天職と思って日々仕事をしてますが、その舞台裏で色々考えていること、あるいは水面下でジタバタしてることを書いています。

会社との距離感

石倉秀明さんの「会社には行かない」の中に、「それぞれの『会社との距離感』を認める」という節があります。

会社には多様な価値観の人材が集まっていて、会社との付き合い方も人それぞれ。その前提に立てば、「会社との距離感が遠い人」も認めざるを得なくなります。

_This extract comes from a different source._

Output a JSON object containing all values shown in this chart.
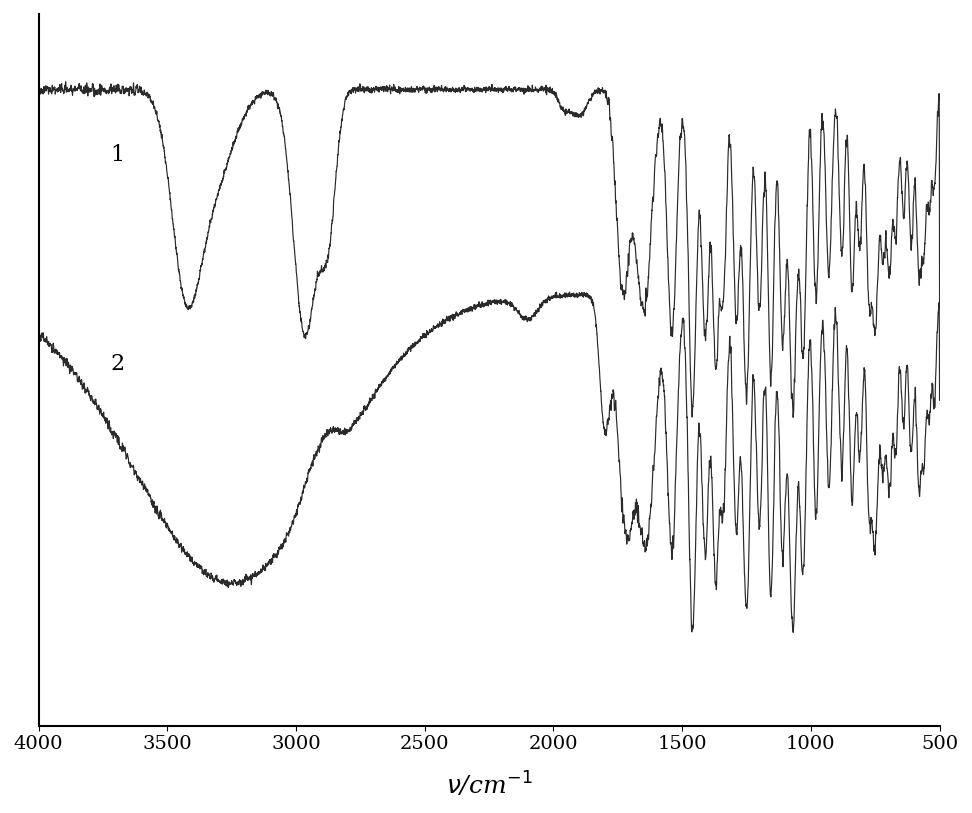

もともと、社内イベントに強制的に参加させられるのは嫌だと考えている人が、一定数いたのでしょう。今はそうした人たちの声が、インターネットやSNSによって見えやすくなっただけだと思っています。

石倉さんご自身も「会社との距離感が遠い人材」だったとのことで、リクルートグループ時代は表彰の登壇が嫌だったとか、キックオフミーティングの後で飲み会に行って盛り上がるメンバーから隠れるように帰っていたというエピソードが書かれています。

また、同書の「『理念への共感』はいらない」という節には、こんなことも書かれています。

理念は重要ですが、「理念に共感している人しか、その会社にいてはいけない」わけではない。

そもそも、理念とは何のためにあるのか。
経営者や役員が意思決定をする際に、決定する指針になったり軸としてブレないようにするためには必要です。

このように書いてあるとひどく安心します(苦笑)。

私自身もずっと「会社との距離感が遠い」人で、求心力を高めるために会社がやっている活動が苦痛でたまらず、なんとかしてすっぽかせないか常に考えてきたし、実際にしばしばすっぽかしてきました。

なんでこんなことを強要するんだろう、みんな嫌にならないんだろうか、これをやらないと会社としてまずいことが起こるんだろうか?などもよく考えました(最近は諦めて考えなくなってますが)。

こうしたある種の価値観の強要は、(大きな)組織にはつきものであり、それが嫌なら辞めればよいという考え方もあるのでしょうし、だから独立しているというフリーランスや士業の方もよく聞きます。

でも私はやっぱり組織の中にいたい。だから初職を去って12年してから、そして特許事務所に6年くらいいてこうしたこととはほぼ無縁に過ごしていたのに、自ら求めてまた会社組織に舞い戻ってきたのです。

私がなぜ(この)会社にいるのか。

外部人材として関わるよりも会社の中の人であった方が「当事者」として関わることができ、その方が私にとっては断然面白いから。加えて、ここには解決すべき問題や、整理すべき混沌がたっぷりあって、それを捌いていくのが面白いから。

会社が従業員に対する姿勢は受け入れがたいところがまま(結構多く)あるけれど、上記の「いる理由」と天秤にかけて傾くほど耐え難くはないから(多分)。そして、それなりにポジションが上がって自分のできることが広がった結果、これらを変えていくように働きかける機会も増えたし、自分の権限が及ぶ範囲の中でなら、役割を果たすことだけを求めるやり方が可能になっているから。

人が会社にいる理由は人それぞれだと本当に思うので、その中で苦痛なく役割が果たせるように環境を整え、声を上げやすくして行きたいよな、と。

そして願わくば、もう少し私自身の声も上げることで会社全体にそうした環境が広げられるといいな、と。